Sleepwalking is a behavior disorder when a person walks or brings off complex activities while not wholly awake. It often happens during deep sleep. Sleepwalking tends to happen in the first few hours after falling asleep.
It can start at any age, however, is more common in children. It is believed that up to 20% of children will experience sleepwalking at least once. Many of them will get rid of this disorder until the time they reach puberty, but some of them will continue to sleepwalk into adult life.
Some of the common causes of sleepwalking can include:
- Periodic leg movement;
- Obstructive sleep apnea;
- Restlessness leg syndrome;
- Gastroesophageal reflux
In addition to walking during deep sleep, common symptoms of sleepwalking often include:
- Sleep talking
- Difficulty arousing the sleepwalker during an episode
- Little or no memory at all of the event
- Screaming (when it occurs in combination with sleep terrors)
- Inappropriate behavior as urinating in closets (common in children)
- Violent attack on the person trying to wake up the sleepwalker
Natural Sleepwalking Treatment
Sometimes, medical treatments may not work to eradicate the problem of sleep walking. If you or your child have this problem, Your Health Tubers advice you to try the following suggestions:
- Get More Sleep
Tiredness is often a reason for sleepwalking. Try going to bed earlier. A regular sleep schedule is truly important, especially for infants.
- Include Relaxing Routine Before Bedtime
Do some quiet and calming activities before sleep, as soaking in a warm bath, doing puzzles, or reading books. Relaxation exercises or meditation can help, too.
- Create Stress-Free Environment
Identify the problems that cause stress and try some self-help methods to handle and reduce the stress. Talk with some close person what’s bothering you, or try doing yoga. That will help you relax and reduce stress. Or if your kid seems stressed or anxious you should talk with him/her.

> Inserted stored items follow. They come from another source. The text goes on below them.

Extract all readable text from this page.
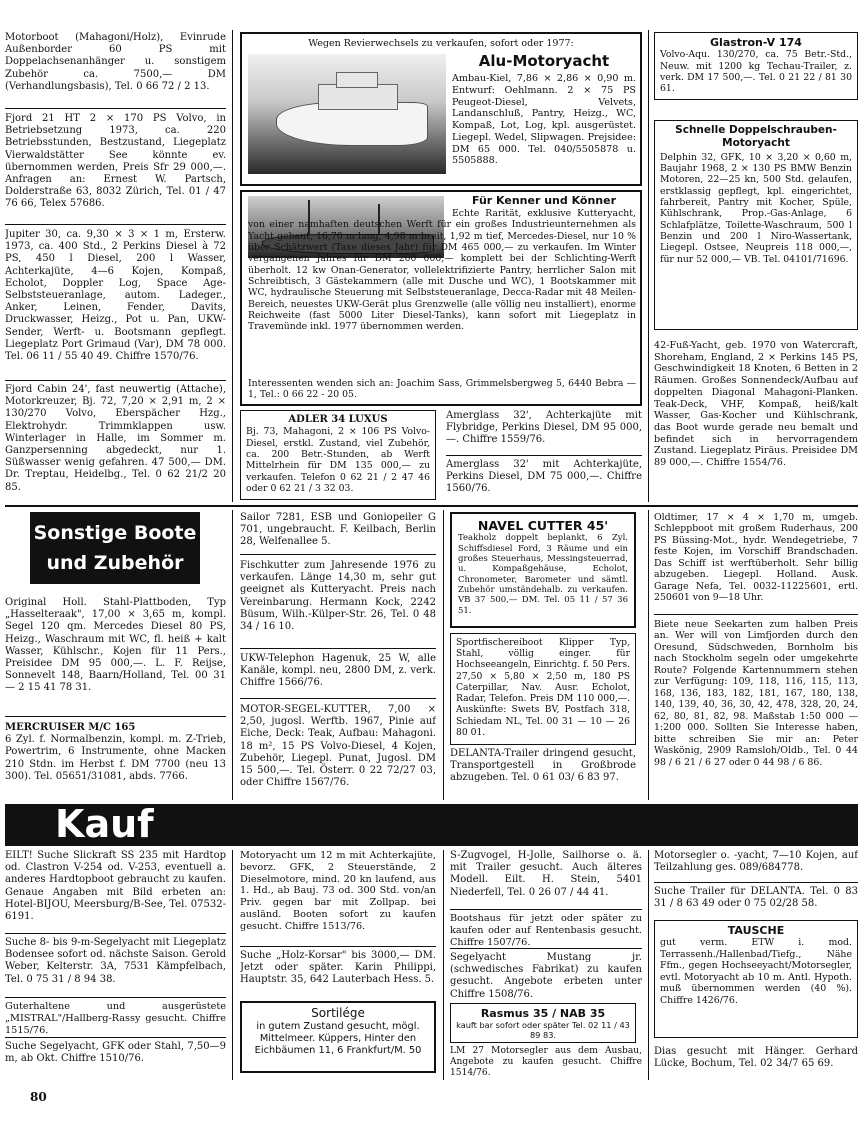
Motorboot (Mahagoni/Holz), Evinrude Außenborder 60 PS mit Doppelachsenanhänger u. sonstigem Zubehör ca. 7500,— DM (Verhandlungsbasis), Tel. 0 66 72 / 2 13.

Fjord 21 HT 2 × 170 PS Volvo, in Betriebsetzung 1973, ca. 220 Betriebsstunden, Bestzustand, Liegeplatz Vierwaldstätter See könnte ev. übernommen werden, Preis Sfr 29 000,—. Anfragen an: Ernest W. Partsch, Dolderstraße 63, 8032 Zürich, Tel. 01 / 47 76 66, Telex 57686.

Jupiter 30, ca. 9,30 × 3 × 1 m, Ersterw. 1973, ca. 400 Std., 2 Perkins Diesel à 72 PS, 450 l Diesel, 200 l Wasser, Achterkajüte, 4—6 Kojen, Kompaß, Echolot, Doppler Log, Space Age-Selbststeueranlage, autom. Ladeger., Anker, Leinen, Fender, Davits, Druckwasser, Heizg., Pot u. Pan, UKW-Sender, Werft- u. Bootsmann gepflegt. Liegeplatz Port Grimaud (Var), DM 78 000. Tel. 06 11 / 55 40 49. Chiffre 1570/76.

Fjord Cabin 24', fast neuwertig (Attache), Motorkreuzer, Bj. 72, 7,20 × 2,91 m, 2 × 130/270 Volvo, Eberspächer Hzg., Elektrohydr. Trimmklappen usw. Winterlager in Halle, im Sommer m. Ganzpersenning abgedeckt, nur 1. Süßwasser wenig gefahren. 47 500,— DM. Dr. Treptau, Heidelbg., Tel. 0 62 21/2 20 85.

Wegen Revierwechsels zu verkaufen, sofort oder 1977:
Alu-Motoryacht

Ambau-Kiel, 7,86 × 2,86 × 0,90 m. Entwurf: Oehlmann. 2 × 75 PS Peugeot-Diesel, Velvets, Landanschluß, Pantry, Heizg., WC, Kompaß, Lot, Log, kpl. ausgerüstet. Liegepl. Wedel, Slipwagen. Prejsidee: DM 65 000. Tel. 040/5505878 u. 5505888.

Für Kenner und Könner

Echte Rarität, exklusive Kutteryacht, von einer namhaften deutschen Werft für ein großes Industrieunternehmen als Yacht gebaut, 16,70 m lang, 4,98 m breit, 1,92 m tief, Mercedes-Diesel, nur 10 % über Schätzwert (Taxe dieses Jahr) für DM 465 000,— zu verkaufen. Im Winter vergangenen Jahres für DM 200 000,— komplett bei der Schlichting-Werft überholt. 12 kw Onan-Generator, vollelektrifizierte Pantry, herrlicher Salon mit Schreibtisch, 3 Gästekammern (alle mit Dusche und WC), 1 Bootskammer mit WC, hydraulische Steuerung mit Selbststeueranlage, Decca-Radar mit 48 Meilen-Bereich, neuestes UKW-Gerät plus Grenzwelle (alle völlig neu installiert), enorme Reichweite (fast 5000 Liter Diesel-Tanks), kann sofort mit Liegeplatz in Travemünde inkl. 1977 übernommen werden.

Interessenten wenden sich an: Joachim Sass, Grimmelsbergweg 5, 6440 Bebra — 1, Tel.: 0 66 22 - 20 05.

ADLER 34 LUXUS

Bj. 73, Mahagoni, 2 × 106 PS Volvo-Diesel, erstkl. Zustand, viel Zubehör, ca. 200 Betr.-Stunden, ab Werft Mittelrhein für DM 135 000,— zu verkaufen. Telefon 0 62 21 / 2 47 46 oder 0 62 21 / 3 32 03.

Amerglass 32', Achterkajüte mit Flybridge, Perkins Diesel, DM 95 000,—. Chiffre 1559/76.

Amerglass 32' mit Achterkajüte, Perkins Diesel, DM 75 000,—. Chiffre 1560/76.

Glastron-V 174

Volvo-Aqu. 130/270, ca. 75 Betr.-Std., Neuw. mit 1200 kg Techau-Trailer, z. verk. DM 17 500,—. Tel. 0 21 22 / 81 30 61.

Schnelle Doppelschrauben-Motoryacht

Delphin 32, GFK, 10 × 3,20 × 0,60 m, Baujahr 1968, 2 × 130 PS BMW Benzin Motoren, 22—25 kn, 500 Std. gelaufen, erstklassig gepflegt, kpl. eingerichtet, fahrbereit, Pantry mit Kocher, Spüle, Kühlschrank, Prop.-Gas-Anlage, 6 Schlafplätze, Toilette-Waschraum, 500 l Benzin und 200 l Niro-Wassertank, Liegepl. Ostsee, Neupreis 118 000,—, für nur 52 000,— VB. Tel. 04101/71696.

42-Fuß-Yacht, geb. 1970 von Watercraft, Shoreham, England, 2 × Perkins 145 PS, Geschwindigkeit 18 Knoten, 6 Betten in 2 Räumen. Großes Sonnendeck/Aufbau auf doppelten Diagonal Mahagoni-Planken. Teak-Deck, VHF, Kompaß, heiß/kalt Wasser, Gas-Kocher und Kühlschrank, das Boot wurde gerade neu bemalt und befindet sich in hervorragendem Zustand. Liegeplatz Piräus. Preisidee DM 89 000,—. Chiffre 1554/76.

Sonstige Boote
und Zubehör

Original Holl. Stahl-Plattboden, Typ „Hasselteraak", 17,00 × 3,65 m, kompl. Segel 120 qm. Mercedes Diesel 80 PS, Heizg., Waschraum mit WC, fl. heiß + kalt Wasser, Kühlschr., Kojen für 11 Pers., Preisidee DM 95 000,—. L. F. Reijse, Sonnevelt 148, Baarn/Holland, Tel. 00 31 — 2 15 41 78 31.

MERCRUISER M/C 165

6 Zyl. f. Normalbenzin, kompl. m. Z-Trieb, Powertrim, 6 Instrumente, ohne Macken 210 Stdn. im Herbst f. DM 7700 (neu 13 300). Tel. 05651/31081, abds. 7766.

Sailor 7281, ESB und Goniopeiler G 701, ungebraucht. F. Keilbach, Berlin 28, Welfenallee 5.

Fischkutter zum Jahresende 1976 zu verkaufen. Länge 14,30 m, sehr gut geeignet als Kutteryacht. Preis nach Vereinbarung. Hermann Kock, 2242 Büsum, Wilh.-Külper-Str. 26, Tel. 0 48 34 / 16 10.

UKW-Telephon Hagenuk, 25 W, alle Kanäle, kompl. neu, 2800 DM, z. verk. Chiffre 1566/76.

MOTOR-SEGEL-KUTTER, 7,00 × 2,50, jugosl. Werftb. 1967, Pinie auf Eiche, Deck: Teak, Aufbau: Mahagoni. 18 m², 15 PS Volvo-Diesel, 4 Kojen, Zubehör, Liegepl. Punat, Jugosl. DM 15 500,—. Tel. Österr. 0 22 72/27 03, oder Chiffre 1567/76.

NAVEL CUTTER 45'

Teakholz doppelt beplankt, 6 Zyl. Schiffsdiesel Ford, 3 Räume und ein großes Steuerhaus, Messingsteuerrad, u. Kompaßgehäuse, Echolot, Chronometer, Barometer und sämtl. Zubehör umständehalb. zu verkaufen. VB 37 500,— DM. Tel. 05 11 / 57 36 51.

Sportfischereiboot Klipper Typ, Stahl, völlig einger. für Hochseeangeln, Einrichtg. f. 50 Pers. 27,50 × 5,80 × 2,50 m, 180 PS Caterpillar, Nav. Ausr. Echolot, Radar, Telefon. Preis DM 110 000,—. Auskünfte: Swets BV, Postfach 318, Schiedam NL, Tel. 00 31 — 10 — 26 80 01.

DELANTA-Trailer dringend gesucht, Transportgestell in Großbrode abzugeben. Tel. 0 61 03/ 6 83 97.

Oldtimer, 17 × 4 × 1,70 m, umgeb. Schleppboot mit großem Ruderhaus, 200 PS Büssing-Mot., hydr. Wendegetriebe, 7 feste Kojen, im Vorschiff Brandschaden. Das Schiff ist werftüberholt. Sehr billig abzugeben. Liegepl. Holland. Ausk. Garage Nefa, Tel. 0032-11225601, ertl. 250601 von 9—18 Uhr.

Biete neue Seekarten zum halben Preis an. Wer will von Limfjorden durch den Oresund, Südschweden, Bornholm bis nach Stockholm segeln oder umgekehrte Route? Folgende Kartennummern stehen zur Verfügung: 109, 118, 116, 115, 113, 168, 136, 183, 182, 181, 167, 180, 138, 140, 139, 40, 36, 30, 42, 478, 328, 20, 24, 62, 80, 81, 82, 98. Maßstab 1:50 000 — 1:200 000. Sollten Sie Interesse haben, bitte schreiben Sie mir an: Peter Waskönig, 2909 Ramsloh/Oldb., Tel. 0 44 98 / 6 21 / 6 27 oder 0 44 98 / 6 86.

Kauf

EILT! Suche Slickraft SS 235 mit Hardtop od. Clastron V-254 od. V-253, eventuell a. anderes Hardtopboot gebraucht zu kaufen. Genaue Angaben mit Bild erbeten an: Hotel-BIJOU, Meersburg/B-See, Tel. 07532-6191.

Suche 8- bis 9-m-Segelyacht mit Liegeplatz Bodensee sofort od. nächste Saison. Gerold Weber, Kelterstr. 3A, 7531 Kämpfelbach, Tel. 0 75 31 / 8 94 38.

Guterhaltene und ausgerüstete „MISTRAL"/Hallberg-Rassy gesucht. Chiffre 1515/76.

Suche Segelyacht, GFK oder Stahl, 7,50—9 m, ab Okt. Chiffre 1510/76.

Motoryacht um 12 m mit Achterkajüte, bevorz. GFK, 2 Steuerstände, 2 Dieselmotore, mind. 20 kn laufend, aus 1. Hd., ab Bauj. 73 od. 300 Std. von/an Priv. gegen bar mit Zollpap. bei ausländ. Booten sofort zu kaufen gesucht. Chiffre 1513/76.

Suche „Holz-Korsar" bis 3000,— DM. Jetzt oder später. Karin Philippi, Hauptstr. 35, 642 Lauterbach Hess. 5.

Sortilége

in gutem Zustand gesucht, mögl. Mittelmeer. Küppers, Hinter den Eichbäumen 11, 6 Frankfurt/M. 50

S-Zugvogel, H-Jolle, Sailhorse o. ä. mit Trailer gesucht. Auch älteres Modell. Eilt. H. Stein, 5401 Niederfell, Tel. 0 26 07 / 44 41.

Bootshaus für jetzt oder später zu kaufen oder auf Rentenbasis gesucht. Chiffre 1507/76.

Segelyacht Mustang jr. (schwedisches Fabrikat) zu kaufen gesucht. Angebote erbeten unter Chiffre 1508/76.

Rasmus 35 / NAB 35

kauft bar sofort oder später Tel. 02 11 / 43 89 83.

LM 27 Motorsegler aus dem Ausbau, Angebote zu kaufen gesucht. Chiffre 1514/76.

Motorsegler o. -yacht, 7—10 Kojen, auf Teilzahlung ges. 089/684778.

Suche Trailer für DELANTA. Tel. 0 83 31 / 8 63 49 oder 0 75 02/28 58.

TAUSCHE

gut verm. ETW i. mod. Terrassenh./Hallenbad/Tiefg., Nähe Ffm., gegen Hochseeyacht/Motorsegler, evtl. Motoryacht ab 10 m. Antl. Hypoth. muß übernommen werden (40 %). Chiffre 1426/76.

Dias gesucht mit Hänger. Gerhard Lücke, Bochum, Tel. 02 34/7 65 69.

80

- Make Your Environment Safe
You should make your environment safe and comfortable for sleeping. Moreover, if sleepwalking has led to certain injuries or has potentials to do so, you should consider some precautions to prevent that. For instance:
- Close and lock the windows and the door at night;
- Move electrical cords or some other objects that can pose a tripping hazard;
- Place fragile and sharp objects out of reach;
- Cover glass windows with drapes;
- Place a bell or alarm on the bedroom door;
- Sleep in a ground floor bedroom (if possible),
- If your child sleepwalks do not let him/her sleep in a bunk bed.
- Look for a Pattern
You can do notes (or have some other people in your home do it) to see how many minutes after bedtime you experience episodes of sleepwalking. If the timing is fairly consistent, these statistics are useful in planning preventive awakenings.
Tips to Prevent Sleepwalking
You cannot completely prevent this condition; but, certain steps can be taken to minimalize one’s risk, including:
- Limit Relaxation exercises or meditation can help you.
- Get adequate sleep.
- Avoid stimulation (visual or auditory) prior to bedtime.
Natural treatment can help you reduce and get rid of sleepwalking. Try to be positive. Although frightening and disruptive in the short term, this is not usually a serious disorder. Sleepwalking can often be treated effectively.